どうして、こんな爽やかな朝いちばんに、社長とその秘書に挟み撃ちされなきゃなんないの。

この数年でぐんぐん功績を伸ばして大きくなった広い社内。朝から遭遇したらしにたくなる2トップに同時に絡まれるって、相当治安悪いんじゃないの。もはや交通事故だ。は?


「おはよう!茅根」

「おはようございます社長、今朝もお綺麗ですねえ」

「あらやだこの子ったら!口が達者なんだから!」

「あはは、社長照れてる照れてる」


本気で胃がムカムカしてきた俺を挟んで繰り広げられる、胃もたれするような会話たち。もう、なんなのまじで。すぐそこなんだから、社長室でやれよ。


ていうか、お願いだから誰かこの女のどこが“お綺麗”なのか教えて。“お嫌い”の最高潮に達してるんだけど。ねえ。

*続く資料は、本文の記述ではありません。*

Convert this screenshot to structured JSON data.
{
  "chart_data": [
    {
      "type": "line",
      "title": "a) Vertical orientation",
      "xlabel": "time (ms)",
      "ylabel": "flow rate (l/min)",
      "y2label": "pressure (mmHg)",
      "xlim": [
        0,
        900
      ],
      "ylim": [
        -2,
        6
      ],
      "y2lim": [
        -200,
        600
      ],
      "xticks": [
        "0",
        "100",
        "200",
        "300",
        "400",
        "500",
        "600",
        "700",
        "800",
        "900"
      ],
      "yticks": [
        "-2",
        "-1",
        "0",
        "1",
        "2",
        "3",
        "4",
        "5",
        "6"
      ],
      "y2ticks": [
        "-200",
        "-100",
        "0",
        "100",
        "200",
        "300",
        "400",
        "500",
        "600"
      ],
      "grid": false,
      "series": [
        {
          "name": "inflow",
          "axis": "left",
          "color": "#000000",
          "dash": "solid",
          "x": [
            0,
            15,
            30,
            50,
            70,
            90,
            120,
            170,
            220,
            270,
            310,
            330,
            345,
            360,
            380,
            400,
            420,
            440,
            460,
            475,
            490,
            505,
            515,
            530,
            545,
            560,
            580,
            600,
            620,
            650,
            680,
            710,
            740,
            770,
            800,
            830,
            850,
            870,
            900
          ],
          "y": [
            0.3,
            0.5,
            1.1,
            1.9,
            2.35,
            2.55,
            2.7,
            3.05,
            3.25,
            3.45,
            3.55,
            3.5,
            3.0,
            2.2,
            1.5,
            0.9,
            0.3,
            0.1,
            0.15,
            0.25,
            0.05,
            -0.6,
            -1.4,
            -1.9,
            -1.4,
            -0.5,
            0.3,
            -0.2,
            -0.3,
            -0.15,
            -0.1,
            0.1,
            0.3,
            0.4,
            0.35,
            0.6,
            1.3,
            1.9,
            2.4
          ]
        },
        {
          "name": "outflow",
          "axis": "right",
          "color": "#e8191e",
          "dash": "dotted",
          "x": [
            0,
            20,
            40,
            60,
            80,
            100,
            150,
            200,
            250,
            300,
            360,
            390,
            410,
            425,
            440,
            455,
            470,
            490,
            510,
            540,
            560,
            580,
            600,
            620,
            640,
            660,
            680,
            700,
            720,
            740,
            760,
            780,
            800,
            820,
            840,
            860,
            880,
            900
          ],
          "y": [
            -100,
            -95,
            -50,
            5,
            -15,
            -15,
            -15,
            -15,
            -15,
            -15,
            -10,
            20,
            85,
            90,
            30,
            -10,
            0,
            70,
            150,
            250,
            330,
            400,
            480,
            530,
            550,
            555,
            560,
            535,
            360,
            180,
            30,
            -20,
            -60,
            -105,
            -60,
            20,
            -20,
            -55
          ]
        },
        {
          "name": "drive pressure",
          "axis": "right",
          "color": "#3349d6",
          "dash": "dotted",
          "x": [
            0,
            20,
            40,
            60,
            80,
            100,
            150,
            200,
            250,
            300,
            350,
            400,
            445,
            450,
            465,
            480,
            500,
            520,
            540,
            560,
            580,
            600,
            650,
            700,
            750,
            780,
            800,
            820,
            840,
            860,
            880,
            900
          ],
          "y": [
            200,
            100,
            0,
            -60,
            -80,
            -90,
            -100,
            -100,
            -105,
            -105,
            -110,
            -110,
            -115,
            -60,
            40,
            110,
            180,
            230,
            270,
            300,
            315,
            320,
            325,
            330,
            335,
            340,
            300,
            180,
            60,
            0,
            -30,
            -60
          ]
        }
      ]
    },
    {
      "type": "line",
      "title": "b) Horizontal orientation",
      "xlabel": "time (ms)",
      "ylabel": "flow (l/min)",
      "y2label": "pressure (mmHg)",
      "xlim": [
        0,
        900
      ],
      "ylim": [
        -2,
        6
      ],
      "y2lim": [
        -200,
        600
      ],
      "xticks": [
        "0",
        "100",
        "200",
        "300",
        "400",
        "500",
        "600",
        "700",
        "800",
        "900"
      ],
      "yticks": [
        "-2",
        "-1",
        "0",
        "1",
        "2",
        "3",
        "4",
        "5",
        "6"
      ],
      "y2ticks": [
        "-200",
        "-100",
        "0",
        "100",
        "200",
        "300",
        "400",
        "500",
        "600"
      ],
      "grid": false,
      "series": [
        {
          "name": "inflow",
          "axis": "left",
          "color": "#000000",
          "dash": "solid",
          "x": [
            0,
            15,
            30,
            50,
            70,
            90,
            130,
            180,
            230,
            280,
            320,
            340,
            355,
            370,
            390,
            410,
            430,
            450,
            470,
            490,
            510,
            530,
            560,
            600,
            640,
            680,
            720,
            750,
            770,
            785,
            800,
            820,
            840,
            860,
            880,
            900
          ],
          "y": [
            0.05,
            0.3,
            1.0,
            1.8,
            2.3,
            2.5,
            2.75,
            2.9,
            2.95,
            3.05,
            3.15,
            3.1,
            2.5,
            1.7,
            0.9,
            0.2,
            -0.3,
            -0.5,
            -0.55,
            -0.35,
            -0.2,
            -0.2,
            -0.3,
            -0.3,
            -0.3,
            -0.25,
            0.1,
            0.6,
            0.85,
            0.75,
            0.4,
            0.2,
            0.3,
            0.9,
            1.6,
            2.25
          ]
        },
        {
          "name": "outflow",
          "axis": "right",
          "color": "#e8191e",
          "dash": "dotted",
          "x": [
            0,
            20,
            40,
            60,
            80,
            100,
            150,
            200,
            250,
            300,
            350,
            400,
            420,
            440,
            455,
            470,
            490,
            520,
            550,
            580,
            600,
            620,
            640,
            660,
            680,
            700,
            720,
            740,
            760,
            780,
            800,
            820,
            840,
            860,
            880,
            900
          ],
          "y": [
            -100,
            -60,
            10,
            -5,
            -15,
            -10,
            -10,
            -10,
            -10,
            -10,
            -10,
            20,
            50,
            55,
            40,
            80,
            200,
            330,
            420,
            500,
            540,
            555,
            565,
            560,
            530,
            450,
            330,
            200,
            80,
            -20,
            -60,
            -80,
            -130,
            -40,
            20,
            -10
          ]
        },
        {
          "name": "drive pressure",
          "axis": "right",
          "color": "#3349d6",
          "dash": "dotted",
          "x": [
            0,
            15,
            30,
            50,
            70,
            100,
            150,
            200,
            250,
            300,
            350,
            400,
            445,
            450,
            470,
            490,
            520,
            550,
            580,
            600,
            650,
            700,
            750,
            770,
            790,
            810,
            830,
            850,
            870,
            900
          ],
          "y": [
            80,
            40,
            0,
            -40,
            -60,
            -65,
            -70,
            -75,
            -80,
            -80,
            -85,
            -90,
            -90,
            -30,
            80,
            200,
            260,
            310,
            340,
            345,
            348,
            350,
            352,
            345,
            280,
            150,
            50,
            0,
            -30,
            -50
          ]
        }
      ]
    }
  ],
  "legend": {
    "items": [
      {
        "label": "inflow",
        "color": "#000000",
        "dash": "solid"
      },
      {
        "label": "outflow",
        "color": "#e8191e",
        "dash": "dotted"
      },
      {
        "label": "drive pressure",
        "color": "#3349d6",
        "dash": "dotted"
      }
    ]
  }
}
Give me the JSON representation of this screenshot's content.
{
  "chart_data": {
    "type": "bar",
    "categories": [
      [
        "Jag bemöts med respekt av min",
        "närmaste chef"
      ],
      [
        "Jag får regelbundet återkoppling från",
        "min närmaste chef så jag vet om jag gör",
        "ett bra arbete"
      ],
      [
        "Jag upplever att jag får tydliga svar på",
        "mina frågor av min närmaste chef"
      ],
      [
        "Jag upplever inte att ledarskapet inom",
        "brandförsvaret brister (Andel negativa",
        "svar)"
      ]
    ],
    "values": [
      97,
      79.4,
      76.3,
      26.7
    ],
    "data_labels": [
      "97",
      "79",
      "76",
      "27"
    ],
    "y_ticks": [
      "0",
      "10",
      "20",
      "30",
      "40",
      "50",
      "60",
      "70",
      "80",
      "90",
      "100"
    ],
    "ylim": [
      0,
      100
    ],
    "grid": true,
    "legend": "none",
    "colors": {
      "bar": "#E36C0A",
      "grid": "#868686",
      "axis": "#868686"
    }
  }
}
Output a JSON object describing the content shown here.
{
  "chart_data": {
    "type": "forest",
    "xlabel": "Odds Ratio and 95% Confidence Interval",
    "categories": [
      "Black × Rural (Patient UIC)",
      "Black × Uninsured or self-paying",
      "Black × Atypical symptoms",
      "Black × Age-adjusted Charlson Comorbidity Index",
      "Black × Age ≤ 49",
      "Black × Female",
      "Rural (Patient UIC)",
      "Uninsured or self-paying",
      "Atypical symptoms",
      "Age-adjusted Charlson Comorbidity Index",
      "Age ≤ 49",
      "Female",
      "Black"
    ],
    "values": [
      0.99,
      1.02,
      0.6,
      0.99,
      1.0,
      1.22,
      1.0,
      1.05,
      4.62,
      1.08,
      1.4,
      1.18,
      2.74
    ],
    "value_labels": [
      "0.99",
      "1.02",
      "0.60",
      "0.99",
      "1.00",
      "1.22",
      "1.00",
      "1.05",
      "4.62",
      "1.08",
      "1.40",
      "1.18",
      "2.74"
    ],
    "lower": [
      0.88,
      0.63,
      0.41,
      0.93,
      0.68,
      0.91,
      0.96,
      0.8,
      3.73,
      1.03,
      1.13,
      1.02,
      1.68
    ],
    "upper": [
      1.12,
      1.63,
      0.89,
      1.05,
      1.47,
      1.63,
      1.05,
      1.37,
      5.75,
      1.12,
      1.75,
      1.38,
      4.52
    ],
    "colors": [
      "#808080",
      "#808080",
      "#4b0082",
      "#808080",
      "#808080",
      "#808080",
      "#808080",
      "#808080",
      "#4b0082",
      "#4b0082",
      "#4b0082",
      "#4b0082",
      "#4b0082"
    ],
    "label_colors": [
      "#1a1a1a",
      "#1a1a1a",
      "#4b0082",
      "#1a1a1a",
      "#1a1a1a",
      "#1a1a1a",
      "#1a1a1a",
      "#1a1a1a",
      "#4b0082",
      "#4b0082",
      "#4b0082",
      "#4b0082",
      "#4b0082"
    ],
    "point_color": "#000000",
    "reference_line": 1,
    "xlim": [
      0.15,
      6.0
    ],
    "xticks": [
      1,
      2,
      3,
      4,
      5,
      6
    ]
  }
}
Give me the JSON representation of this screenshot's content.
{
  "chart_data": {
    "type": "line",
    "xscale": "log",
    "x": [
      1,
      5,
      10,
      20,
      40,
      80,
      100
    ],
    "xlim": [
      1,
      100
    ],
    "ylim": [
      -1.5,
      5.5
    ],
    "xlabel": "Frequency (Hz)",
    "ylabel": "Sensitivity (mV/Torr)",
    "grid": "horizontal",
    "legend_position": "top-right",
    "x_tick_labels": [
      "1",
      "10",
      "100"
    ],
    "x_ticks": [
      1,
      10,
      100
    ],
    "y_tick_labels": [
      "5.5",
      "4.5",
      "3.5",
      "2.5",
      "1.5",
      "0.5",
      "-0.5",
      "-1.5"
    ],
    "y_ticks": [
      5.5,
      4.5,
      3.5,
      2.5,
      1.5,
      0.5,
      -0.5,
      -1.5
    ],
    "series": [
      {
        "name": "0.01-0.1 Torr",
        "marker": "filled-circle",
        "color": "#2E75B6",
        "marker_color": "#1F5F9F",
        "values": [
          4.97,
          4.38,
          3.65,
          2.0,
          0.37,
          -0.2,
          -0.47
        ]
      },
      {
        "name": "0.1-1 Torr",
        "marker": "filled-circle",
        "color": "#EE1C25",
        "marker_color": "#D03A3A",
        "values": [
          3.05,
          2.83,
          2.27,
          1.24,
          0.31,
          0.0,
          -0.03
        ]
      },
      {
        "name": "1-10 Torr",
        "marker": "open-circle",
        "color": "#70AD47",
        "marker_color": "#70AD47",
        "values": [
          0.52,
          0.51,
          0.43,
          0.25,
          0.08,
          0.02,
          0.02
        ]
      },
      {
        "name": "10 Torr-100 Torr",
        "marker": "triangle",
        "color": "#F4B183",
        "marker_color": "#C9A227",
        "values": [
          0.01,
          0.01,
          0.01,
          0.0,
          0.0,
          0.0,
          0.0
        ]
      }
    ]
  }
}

明らかに逃げ道と気力を失い立往生した俺の肩に、社長は馴れ馴れしく両手をぽんと置いてきやがった。

それを間髪入れずに振り落とす。


「由鶴、機嫌悪いね?」

「オマエたちのせいなんだけど、気づかないかな」

「えーごめん気付かなかったなあ」


社長、もとい宇田は俺の嫌味にもすっかり慣れきってるようで、それがまた気持ち悪い。あまりにも長い付き合いなので、腹立たしいとかを通り越して、もはや気持ち悪さと気色悪さしかない。